Suivre ses remboursements en ligne
L’espace assuré sur Ameli.fr permet de suivre ses remboursements en temps réel. Cette vigilance permet de vérifier que le remboursement des frais dentaires par la sécurité sociale a bien été effectué et d’identifier rapidement toute anomalie. En cas d’erreur, une réclamation peut être déposée directement via le portail.
Anticiper les soins à l’étranger
Si vous prévoyez de recevoir des soins dentaires hors de France, sachez que le remboursement des frais dentaires par la sécurité sociale est possible, mais limité à la base tarifaire française. Ainsi, un soin coûteux à l’étranger peut être faiblement remboursé, même si la facture est bien plus élevée. Il est donc conseillé de vérifier les conditions avant le départ et de demander un devis traduit pour anticiper le montant réel couvert.

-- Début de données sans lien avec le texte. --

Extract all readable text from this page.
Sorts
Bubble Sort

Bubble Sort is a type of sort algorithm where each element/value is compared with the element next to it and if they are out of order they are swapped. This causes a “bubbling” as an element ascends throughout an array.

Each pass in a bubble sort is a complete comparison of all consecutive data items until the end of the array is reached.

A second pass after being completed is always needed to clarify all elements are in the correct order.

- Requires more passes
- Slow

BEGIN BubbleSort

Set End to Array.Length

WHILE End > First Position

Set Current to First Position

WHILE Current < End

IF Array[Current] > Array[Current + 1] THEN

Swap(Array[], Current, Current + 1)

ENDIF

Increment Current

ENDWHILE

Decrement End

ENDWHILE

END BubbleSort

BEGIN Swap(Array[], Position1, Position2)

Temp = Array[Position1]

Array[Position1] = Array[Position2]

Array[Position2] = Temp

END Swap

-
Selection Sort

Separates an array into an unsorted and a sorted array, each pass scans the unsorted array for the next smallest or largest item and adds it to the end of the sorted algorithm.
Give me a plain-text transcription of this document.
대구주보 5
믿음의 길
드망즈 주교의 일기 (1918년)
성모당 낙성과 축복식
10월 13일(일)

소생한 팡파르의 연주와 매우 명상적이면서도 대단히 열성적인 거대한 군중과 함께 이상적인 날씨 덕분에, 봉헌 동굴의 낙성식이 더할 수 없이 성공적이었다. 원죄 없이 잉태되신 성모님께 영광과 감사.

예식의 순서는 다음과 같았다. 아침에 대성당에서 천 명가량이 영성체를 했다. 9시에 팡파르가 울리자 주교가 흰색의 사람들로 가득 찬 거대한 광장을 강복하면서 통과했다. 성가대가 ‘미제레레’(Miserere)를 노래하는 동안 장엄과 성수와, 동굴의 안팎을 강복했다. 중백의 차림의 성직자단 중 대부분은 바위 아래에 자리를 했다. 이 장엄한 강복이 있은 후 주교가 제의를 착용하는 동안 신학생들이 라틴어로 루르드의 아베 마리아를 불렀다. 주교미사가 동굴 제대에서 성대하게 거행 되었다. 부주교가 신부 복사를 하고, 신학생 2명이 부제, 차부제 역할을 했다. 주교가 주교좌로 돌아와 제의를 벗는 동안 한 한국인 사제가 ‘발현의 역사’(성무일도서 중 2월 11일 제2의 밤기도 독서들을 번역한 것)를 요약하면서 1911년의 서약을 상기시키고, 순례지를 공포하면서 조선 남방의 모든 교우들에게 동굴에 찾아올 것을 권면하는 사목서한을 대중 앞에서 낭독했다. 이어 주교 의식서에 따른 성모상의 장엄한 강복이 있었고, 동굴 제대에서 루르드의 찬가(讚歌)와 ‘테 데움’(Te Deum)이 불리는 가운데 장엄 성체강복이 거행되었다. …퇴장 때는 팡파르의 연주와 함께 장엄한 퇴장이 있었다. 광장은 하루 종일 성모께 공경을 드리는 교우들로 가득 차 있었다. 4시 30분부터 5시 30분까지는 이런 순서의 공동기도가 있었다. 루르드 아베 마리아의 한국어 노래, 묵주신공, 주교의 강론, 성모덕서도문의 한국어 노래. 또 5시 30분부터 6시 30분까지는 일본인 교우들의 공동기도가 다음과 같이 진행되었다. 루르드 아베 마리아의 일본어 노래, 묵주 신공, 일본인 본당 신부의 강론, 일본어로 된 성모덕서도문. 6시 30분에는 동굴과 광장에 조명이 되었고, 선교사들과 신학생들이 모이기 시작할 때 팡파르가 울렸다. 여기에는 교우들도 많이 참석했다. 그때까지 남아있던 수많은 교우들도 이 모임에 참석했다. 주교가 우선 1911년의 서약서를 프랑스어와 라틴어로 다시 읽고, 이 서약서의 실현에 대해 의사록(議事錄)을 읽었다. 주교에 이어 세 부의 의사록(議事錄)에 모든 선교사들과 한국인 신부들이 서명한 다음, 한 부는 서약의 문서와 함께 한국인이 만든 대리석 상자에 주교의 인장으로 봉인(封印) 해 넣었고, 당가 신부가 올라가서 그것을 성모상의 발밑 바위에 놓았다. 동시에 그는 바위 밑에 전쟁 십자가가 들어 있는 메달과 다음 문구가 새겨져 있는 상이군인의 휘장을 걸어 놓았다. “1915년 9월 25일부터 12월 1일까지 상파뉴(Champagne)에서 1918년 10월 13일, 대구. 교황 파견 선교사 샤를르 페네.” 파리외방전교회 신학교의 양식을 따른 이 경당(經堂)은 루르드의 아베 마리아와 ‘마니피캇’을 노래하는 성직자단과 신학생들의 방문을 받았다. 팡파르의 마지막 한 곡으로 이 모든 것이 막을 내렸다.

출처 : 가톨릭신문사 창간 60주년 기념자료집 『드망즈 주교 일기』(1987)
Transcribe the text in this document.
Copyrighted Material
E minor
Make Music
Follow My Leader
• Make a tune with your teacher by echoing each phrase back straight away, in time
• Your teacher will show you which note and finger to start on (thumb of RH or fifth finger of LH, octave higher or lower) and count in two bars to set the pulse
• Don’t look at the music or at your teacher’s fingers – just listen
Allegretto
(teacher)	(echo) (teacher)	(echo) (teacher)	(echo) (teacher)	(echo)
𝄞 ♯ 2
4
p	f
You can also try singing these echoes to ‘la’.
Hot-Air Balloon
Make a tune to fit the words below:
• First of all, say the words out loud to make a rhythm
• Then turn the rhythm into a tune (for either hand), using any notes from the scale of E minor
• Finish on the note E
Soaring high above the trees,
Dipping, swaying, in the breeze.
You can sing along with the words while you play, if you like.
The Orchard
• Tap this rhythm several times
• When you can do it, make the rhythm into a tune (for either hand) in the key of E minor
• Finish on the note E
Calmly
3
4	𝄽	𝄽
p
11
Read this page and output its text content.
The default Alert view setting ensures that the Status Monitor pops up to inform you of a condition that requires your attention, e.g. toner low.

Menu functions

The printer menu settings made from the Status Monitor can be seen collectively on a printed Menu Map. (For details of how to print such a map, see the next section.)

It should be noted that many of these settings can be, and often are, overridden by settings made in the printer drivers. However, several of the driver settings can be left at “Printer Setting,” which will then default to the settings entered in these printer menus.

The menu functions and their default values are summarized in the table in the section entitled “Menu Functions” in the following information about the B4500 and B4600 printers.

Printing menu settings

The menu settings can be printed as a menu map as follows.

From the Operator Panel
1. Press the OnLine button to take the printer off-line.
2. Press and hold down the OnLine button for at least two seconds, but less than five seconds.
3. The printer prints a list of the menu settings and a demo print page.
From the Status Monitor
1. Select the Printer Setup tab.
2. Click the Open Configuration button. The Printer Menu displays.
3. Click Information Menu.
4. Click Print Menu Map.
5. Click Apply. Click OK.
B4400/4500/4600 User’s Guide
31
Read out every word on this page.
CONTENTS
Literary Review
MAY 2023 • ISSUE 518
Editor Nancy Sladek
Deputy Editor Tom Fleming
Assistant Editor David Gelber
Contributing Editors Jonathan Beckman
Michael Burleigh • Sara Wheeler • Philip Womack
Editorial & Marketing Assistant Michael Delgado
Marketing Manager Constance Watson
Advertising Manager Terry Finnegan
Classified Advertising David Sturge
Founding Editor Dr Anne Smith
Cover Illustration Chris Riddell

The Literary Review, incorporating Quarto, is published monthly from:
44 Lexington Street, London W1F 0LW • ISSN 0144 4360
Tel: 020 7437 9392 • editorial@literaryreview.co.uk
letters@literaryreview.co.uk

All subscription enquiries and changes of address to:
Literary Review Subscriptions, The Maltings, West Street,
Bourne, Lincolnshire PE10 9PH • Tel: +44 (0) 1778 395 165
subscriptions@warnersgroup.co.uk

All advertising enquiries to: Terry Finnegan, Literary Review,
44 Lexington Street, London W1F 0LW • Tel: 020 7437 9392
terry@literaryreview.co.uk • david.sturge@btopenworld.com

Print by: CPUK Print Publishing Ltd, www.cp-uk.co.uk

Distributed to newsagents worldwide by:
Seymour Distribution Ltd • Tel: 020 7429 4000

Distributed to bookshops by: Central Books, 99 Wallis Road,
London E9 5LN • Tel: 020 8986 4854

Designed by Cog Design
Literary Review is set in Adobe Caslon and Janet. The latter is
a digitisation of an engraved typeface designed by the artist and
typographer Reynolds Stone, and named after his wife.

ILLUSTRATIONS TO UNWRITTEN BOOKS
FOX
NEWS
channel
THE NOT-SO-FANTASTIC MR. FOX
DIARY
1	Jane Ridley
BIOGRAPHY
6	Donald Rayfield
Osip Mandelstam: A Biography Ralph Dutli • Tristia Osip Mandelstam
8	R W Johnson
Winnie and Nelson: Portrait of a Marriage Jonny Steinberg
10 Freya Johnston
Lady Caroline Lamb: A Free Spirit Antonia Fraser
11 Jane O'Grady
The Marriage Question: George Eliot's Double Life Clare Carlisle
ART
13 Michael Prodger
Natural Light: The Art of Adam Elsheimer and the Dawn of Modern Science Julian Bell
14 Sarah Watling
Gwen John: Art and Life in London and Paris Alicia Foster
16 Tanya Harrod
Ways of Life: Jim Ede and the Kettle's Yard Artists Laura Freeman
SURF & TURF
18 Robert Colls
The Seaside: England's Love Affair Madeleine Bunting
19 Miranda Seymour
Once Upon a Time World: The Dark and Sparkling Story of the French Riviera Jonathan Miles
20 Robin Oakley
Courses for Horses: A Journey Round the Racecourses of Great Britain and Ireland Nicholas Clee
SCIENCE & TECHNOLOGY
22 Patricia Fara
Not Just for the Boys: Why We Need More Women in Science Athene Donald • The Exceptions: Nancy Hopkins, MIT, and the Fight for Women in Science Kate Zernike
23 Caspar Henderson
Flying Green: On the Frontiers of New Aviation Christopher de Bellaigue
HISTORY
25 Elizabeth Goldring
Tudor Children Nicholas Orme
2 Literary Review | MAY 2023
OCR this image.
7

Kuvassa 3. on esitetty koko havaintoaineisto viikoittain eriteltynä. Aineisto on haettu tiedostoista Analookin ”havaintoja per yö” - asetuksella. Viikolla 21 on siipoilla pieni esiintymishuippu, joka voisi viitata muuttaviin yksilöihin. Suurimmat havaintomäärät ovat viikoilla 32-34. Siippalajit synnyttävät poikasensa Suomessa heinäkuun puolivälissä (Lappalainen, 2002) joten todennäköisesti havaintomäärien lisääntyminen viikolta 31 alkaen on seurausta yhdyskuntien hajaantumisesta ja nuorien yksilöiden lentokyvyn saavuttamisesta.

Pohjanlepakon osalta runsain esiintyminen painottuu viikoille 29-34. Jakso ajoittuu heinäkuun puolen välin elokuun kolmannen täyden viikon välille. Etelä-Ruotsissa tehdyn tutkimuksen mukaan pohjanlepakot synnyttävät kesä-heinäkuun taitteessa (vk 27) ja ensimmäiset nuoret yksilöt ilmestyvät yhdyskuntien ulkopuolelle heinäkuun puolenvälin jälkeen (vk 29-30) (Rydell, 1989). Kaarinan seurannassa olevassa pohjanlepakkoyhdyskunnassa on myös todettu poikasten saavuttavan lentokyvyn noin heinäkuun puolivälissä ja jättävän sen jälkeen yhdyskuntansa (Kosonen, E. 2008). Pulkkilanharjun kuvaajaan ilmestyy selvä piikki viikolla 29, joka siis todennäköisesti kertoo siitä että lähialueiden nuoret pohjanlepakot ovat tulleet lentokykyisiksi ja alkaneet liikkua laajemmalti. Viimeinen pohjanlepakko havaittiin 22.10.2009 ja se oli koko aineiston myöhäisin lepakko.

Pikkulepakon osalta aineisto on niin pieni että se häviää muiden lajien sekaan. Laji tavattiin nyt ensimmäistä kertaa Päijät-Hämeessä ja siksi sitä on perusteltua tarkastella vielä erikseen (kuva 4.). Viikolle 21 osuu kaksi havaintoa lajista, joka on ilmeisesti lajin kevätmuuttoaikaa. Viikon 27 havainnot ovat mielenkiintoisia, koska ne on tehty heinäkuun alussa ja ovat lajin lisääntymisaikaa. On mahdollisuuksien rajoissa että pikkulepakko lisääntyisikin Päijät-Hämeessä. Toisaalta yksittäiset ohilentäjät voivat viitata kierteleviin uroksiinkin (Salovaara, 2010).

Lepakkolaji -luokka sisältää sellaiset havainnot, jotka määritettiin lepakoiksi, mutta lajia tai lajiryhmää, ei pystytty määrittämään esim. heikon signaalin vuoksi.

Conseils finaux pour réduire le reste à charge
- Mettre à jour régulièrement sa carte Vitale pour éviter les retards de remboursement.
- Comparer les tarifs des dentistes avant tout acte coûteux.
- Opter pour les soins du panier 100% Santé dès que cela est possible.
- Souscrire une mutuelle adaptée aux besoins dentaires de toute la famille.
- Anticiper les démarches administratives (entente préalable, devis validés).
En résumé, optimiser le remboursement des frais dentaires par la sécurité sociale nécessite une combinaison de bonnes pratiques : choisir un dentiste conventionné, utiliser le 100% Santé, souscrire une complémentaire performante et suivre attentivement ses remboursements. Ces conseils pratiques permettent de concilier qualité des soins et maîtrise du budget, garantissant ainsi un meilleur accès à la santé dentaire pour tous 🦷.